But the child does not want to move to sleep. "Daddy, can I borrow $ 10 or not?"
"It's late my son, why ask for money at the night like this. Already, in the morning only. Now you have to sleep "
"But daddy .."
"already, now sleep" the voice of the father began to rise. (With a little emotion)
The little boy turned to his room. The father seemed to regret his words. Shortly afterwards he approached his son in the room. The boy was sobbing while holding money $ 30.
He stroked the child's head. His father said, "Forgive Daddy,will you?! Why do you ask for money this time of night .. Tomorrow it could still be. never mind just $ 10 ,more than it is also no problem. You want to use to buy toys, right? "
"Daddy, I'm not asking for money. I borrow ... I'll back again if I have saved again from my allowance. "
"Yes .. yes .. but for what?" Asked the father
 "I'm waiting for Daddy coming home today from at 20:00 o'clock. I would like to invite Daddy play car racing games. just one hour Dad, I beg. Mommy often say, if the time daddy is so worth.
So I want to buy daddy's time. I open my savings, but there's only money $ 30 , just now Daddy said, for an hour Daddy was paid $ 40 .. Because of my savings was only $ 30 and it was not enough, I want to borrow $ 10 from Daddy "  the father just speechless.
He was lost for words. He hugged his little son while crying.

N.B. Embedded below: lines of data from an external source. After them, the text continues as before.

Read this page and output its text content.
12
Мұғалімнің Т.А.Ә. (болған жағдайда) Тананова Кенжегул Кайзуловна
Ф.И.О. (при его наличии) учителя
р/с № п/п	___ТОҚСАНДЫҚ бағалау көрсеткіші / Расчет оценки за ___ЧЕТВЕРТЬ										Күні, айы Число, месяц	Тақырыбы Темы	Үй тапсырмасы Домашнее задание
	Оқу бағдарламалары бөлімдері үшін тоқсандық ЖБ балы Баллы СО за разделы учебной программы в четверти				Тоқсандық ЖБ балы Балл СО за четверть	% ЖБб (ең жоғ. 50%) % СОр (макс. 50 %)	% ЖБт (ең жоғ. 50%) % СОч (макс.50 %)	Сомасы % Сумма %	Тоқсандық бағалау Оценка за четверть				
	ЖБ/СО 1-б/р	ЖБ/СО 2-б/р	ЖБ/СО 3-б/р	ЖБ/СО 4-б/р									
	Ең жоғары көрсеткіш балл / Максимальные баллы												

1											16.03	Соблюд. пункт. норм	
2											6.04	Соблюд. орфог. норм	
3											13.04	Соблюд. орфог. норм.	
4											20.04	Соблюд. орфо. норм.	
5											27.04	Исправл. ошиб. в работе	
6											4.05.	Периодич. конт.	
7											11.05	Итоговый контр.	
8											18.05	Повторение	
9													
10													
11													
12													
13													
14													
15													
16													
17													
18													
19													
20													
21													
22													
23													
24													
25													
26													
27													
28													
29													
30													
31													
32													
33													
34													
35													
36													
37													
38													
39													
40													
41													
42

Heard the words of his son, the father fell silent, he immediately was touched, speechless and cry ..
then He immediate embrace his beloved child, crying and apologizing to the child ..
"Forgive Daddy my son  ..." said the father.
"Daddy has been wrong. for this, Daddy forgot for what Daddy worked hard. Forgive Daddy dear"  said Daddy in the middle of the voice his crying.
The child only silent in His father's arms.
=================================================
I want to ask you at this time ..
Actually, what is your reason to work very hard and are looking for your career success?
For the sake of a lot of money? Or indeed for the sake of your family?
Often we are too busy working that we forget that the family is most important.
There is no useless you are success but in the end your family have left you or your relationship with the family has been broken.
Indeed, fortunately the child to talk and communication with his parents to pour out his feelings.
Often times, children tend to be quiet and do not even talk at all about their condition to the parents.
When they are given question, they just answered "there's nothing"
How you can solve the problem if you do not even know where the problem is?
This often occurs to children and especially in children during adolescence.
They feel neglected / abandoned, not in loved, is not appreciated by his own parents ..
The next question might be heavy enough for you ..
"According to you, better you love your child or your child feel loved by you?"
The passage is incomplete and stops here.